La norme AFNOR P 03-001 de 2000 le précise dans son article 17.2.3.3 : « Le procès-verbal de réception ou de refus de réception, préparé par le maître d'œuvre, est signé par le maître de l'ouvrage. »

Certes, le maître de l'ouvrage bénéficie du concours de son maître d'œuvre, mais ce dernier n'intervient qu'en qualité de conseil. Ce n'est pas lui qui prononce la réception : un procès-verbal, signé par l'architecte seul, n'engage nullement le maître de l'ouvrage (Cass. civ. 3e 18 mars 1970, Bull. cass. n° 207, p. 157).

Il n'en irait différemment que si l'architecte avait été investi d'un mandat spécial (civ. 1re 31 mai 1965, Bull. cass. 1965, n° 356 ; Cass. civ. 3e 18 mars 1970, Bull. cass. n° 207, p. 157).

Cela étant, le maître de l'ouvrage est toujours en droit de faire vérifier, par un homme de l'art de son choix, la bonne exécution des travaux, et ce, même sans aviser son maître d'œuvre ; il n'y a pas, en l'espèce, faute de sa part (Cass. civ. 3e 12 novembre 1974, Bull. cass. n° 409, p. 313.).

La loi du 4 janvier 1978 a confirmé le principe de la qualité exclusive du maître de l'ouvrage pour prononcer la réception, en énonçant dans l'article 1792-6 : « La réception est l'acte par lequel le maître de l'ouvrage déclare accepter l'ouvrage. »

Le maître d'oeuvre, assistant son client à l'occasion de la réception, met en œuvre son devoir de conseil. Il ne saurait se substituer à son client, car on ne peut être juge et partie.

D'ailleurs, en ne signalant pas au maître de l'ouvrage un vice ou une non-conformité apparente, il engage sa responsabilité contractuelle de droit commun et ne peutprétendre bénéficier de l'effet exonératoire de la réception concernant ce même vice (Cass. civ. 3e 16 décembre 1970, Bull. cass. n° 701).

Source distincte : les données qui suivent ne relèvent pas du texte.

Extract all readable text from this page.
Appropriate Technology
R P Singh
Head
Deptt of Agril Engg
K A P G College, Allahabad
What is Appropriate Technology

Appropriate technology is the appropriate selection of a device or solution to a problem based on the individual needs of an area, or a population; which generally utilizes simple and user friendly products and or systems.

Voir également, en ce sens, l'arrêt suivant :

CASS. CIV. 3e 30 OCTOBRE 1991, BULL. CASS. N° 250, P. 147 :

Ne donne pas de base légale à sa décision la cour d'appel qui, pour rejeter la demande d'un maître d'ouvrage en réparation de désordres apparents non réservés à la réception, retient que cette appa¬rence existait, même pour un profane, et qu'il appartenait au maître de l'ouvrage de procéder, conjointement avec le maître d'œuvre et préalablement à la réception, au récolement des défauts de conformité ou de finition, sans rechercher si le maître d'œuvre, tenu d'assister et de conseiller le maître de l'ouvrage lors de la réception, avait informé ce dernier des conséquences d'une absence de réserves quant aux désordres apparents.

Cependant, si le maître de l'ouvrage passe outre aux réserves que l'architecte lui a proposé d'insérer au procès-verbal, le maître d'œuvre est exonéré de toute responsabilité (Cass. civ. 19 mars 1952, AJ Trav. 1952, p. 478).

L'assureur « dommages-ouvrage » est dépourvu de qualité pour agir en fixation de la date de réception, puisqu'il n'est pas partie au marché (Cass. civ. 3ème 23 avril 1997, Bull. n° 84).

En l'absence d'architecte, c'est à l'entrepreneur qu'il appartient d'éclairer le maître de l'ouvrage, en vertu de son devoir de conseil propre et, dès lors, l'entrepreneur est tenu à plus de diligence.